E naturalmente lo stile, quello della dancehall, che raccoglie l’intricata sostanza e l’energia esplosiva del genere e diventa la fonte d’ispirazione per lo stile in collezione: o meglio, un codice stilistico, il linguaggio tramite il quale Wales Bonner racconta la sua interpretazione, il suo scandagliare ogni sfumature della black culture e black style giamaicano messo a dialogare con gli influssi della Gran Bretagna e filtrato con i capisaldi del suo design. Per questo c’è innanzitutto l’uomo: con un guardaroba che racconta la compostezza elegante della tradizionale sartorialità inglese, tramite il completo spezzato da giorno e la camicia, capo che è emblema della storica eccellenza dei mastri camicia di Jermyn Street, ma è anche l’indumento iconico dell’altrettanto iconico Augustus Pablo, celebre musicista e produttore discografico giamaicano di musica reggae e dub; e che man mano prende il ritmo vibrante e fa posto all’ibridazione con l’abbigliamento sportivo, esito del rinnovamento della collaborazione con Adidas, e che mantenendo la silhouette smilza e asciutta presenta tute che si manifestano in pienezza di forma e colore vivace, e altri elementi che si fondono e confondono con l’aplomb composto fatto dai gilet, i pantaloni asciutti, i completi con dettagli che provengono dalle divise militari, il bomber che richiama la varsity jacket, il velluto a coste, la lana per i capi con le ampie righe. La palette dei colori si fa più sobria, ma non dimentica i toni vivaci tipici giamaicani: qui entra a far la sua parte anche la donna, che condivide con l’uomo la compostezza morbida, indossa il completo d’origine formale, ma anche l’agio libero della gonna crochet con il fondo che danza sfrangiato.
La collezione è stata presentata alla Paris Fashion Week in via digitale: raccontata attraverso l’anteprima del film Thinkin Home opera dell’artista giamaicano Jeano Edwards, e ampliata con la rivista digitale “Reflections on Essence” che ricompone e approfondisce il percorso di ricerca e ispirazione di Grace Wales Bonner per la creazione della collezione.

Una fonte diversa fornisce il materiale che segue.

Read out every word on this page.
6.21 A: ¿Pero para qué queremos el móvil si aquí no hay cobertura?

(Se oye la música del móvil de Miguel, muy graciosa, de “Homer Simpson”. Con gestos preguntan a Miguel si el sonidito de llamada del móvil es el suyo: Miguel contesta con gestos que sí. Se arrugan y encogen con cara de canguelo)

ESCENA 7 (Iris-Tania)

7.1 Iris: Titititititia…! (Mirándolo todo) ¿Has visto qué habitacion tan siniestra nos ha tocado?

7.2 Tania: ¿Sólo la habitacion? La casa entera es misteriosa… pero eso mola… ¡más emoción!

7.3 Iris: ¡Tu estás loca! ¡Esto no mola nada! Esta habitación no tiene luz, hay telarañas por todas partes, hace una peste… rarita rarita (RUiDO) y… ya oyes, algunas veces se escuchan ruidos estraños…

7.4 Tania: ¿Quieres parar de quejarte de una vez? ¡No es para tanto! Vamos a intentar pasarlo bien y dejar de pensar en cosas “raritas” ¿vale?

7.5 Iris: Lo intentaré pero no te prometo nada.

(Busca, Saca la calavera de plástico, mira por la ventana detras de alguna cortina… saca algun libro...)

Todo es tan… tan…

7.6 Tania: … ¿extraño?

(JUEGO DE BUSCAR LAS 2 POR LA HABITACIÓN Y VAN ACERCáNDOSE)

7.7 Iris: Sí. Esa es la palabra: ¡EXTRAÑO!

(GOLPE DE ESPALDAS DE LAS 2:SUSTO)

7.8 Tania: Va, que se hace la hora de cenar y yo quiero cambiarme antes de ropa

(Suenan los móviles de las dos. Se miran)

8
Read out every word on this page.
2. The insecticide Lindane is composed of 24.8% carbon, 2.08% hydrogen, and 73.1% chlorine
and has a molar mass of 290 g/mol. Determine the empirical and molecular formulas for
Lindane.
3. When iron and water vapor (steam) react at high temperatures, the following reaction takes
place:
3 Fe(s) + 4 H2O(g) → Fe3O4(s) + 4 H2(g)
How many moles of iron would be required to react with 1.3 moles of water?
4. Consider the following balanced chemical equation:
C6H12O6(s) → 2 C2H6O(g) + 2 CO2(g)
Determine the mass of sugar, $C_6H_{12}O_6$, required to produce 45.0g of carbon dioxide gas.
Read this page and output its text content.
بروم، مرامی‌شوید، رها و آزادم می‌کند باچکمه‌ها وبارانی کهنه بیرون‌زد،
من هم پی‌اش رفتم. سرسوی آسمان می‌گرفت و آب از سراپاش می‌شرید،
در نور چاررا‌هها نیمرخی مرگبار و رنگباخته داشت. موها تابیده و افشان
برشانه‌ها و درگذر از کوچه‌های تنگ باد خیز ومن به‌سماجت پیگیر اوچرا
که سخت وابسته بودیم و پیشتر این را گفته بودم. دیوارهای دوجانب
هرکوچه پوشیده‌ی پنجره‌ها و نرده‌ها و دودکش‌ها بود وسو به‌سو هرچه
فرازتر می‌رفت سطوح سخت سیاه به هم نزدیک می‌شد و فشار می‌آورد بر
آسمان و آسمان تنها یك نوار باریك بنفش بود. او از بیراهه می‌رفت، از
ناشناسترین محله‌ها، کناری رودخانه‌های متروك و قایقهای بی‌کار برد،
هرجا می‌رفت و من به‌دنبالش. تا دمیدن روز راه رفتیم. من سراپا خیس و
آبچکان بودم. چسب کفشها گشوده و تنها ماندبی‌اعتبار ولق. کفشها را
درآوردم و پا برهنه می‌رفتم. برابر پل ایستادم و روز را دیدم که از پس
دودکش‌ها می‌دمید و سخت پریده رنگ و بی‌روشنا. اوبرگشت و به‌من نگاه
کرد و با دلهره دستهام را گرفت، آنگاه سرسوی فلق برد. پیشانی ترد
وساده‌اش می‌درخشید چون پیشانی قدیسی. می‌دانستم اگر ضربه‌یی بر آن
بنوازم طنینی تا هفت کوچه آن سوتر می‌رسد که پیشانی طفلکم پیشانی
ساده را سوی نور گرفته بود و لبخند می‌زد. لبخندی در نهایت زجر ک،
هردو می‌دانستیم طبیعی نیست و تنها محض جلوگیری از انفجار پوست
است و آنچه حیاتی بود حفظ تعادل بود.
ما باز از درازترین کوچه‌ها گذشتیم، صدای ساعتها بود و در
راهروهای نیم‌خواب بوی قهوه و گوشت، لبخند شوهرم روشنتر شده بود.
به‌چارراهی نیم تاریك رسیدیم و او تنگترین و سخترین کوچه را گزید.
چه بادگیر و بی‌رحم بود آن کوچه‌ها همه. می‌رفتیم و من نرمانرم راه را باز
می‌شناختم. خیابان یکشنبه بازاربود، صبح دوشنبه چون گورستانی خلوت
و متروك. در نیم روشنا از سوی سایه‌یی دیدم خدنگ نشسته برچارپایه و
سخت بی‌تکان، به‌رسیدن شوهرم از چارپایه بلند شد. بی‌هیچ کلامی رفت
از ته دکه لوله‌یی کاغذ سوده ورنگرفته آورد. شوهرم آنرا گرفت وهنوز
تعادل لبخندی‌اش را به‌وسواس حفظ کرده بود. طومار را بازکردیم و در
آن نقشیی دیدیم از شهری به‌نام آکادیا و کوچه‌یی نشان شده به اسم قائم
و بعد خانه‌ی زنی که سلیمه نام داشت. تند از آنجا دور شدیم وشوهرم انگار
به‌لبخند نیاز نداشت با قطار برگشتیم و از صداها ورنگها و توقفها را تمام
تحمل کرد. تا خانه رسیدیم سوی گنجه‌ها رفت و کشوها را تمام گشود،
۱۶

Resta comunque doveroso rendere il giusto omaggio ali riconoscimenti ufficiali che stanno componendo il successo del percorso e della bravura di Grace Wales Bonner: la più giovane designer a portare in scena la sua collezione al Victoria & Albert Museum partecipando al’Fashion in Motion Series’, Emerging Designer of the Year ai British Fashion Awards, vari Breakthrough Designer e il 2016 LVMH Prize, British Land London Emerging Medal, BFC/Vogue Designer Fashion Fund; e ancora la mostra A Time for New Dreams alla Serpentine Gallery; e la carriera accademica come tutor alla Central Saint Martins e Direttrice Artistica all’Università delle Arti Applicate di Vienna Una sintesi sfavillante, in cui s’incastona anche, tra le varie collaborazioni di valore, la sinergia con Maria Grazia Chiuri che ha affidato a Grace la reinterpretazione dell’iconica silhouette New Look di Christian Dior in occasione della cruise 2020. Ah, dimenticavo: è opera di Grace Wales Bonner l’abito trench bianco indossato da Meghan Markle quando, a fianco del consorte, si è presentata dopo il parto davanti al mondo curioso d’incontrare per la prima volta il neonato Archie: anche questo, a suo modo, è un tassello di significato dentro il grande mosaico prezioso che Wales Bonner sta allestendo per tutti.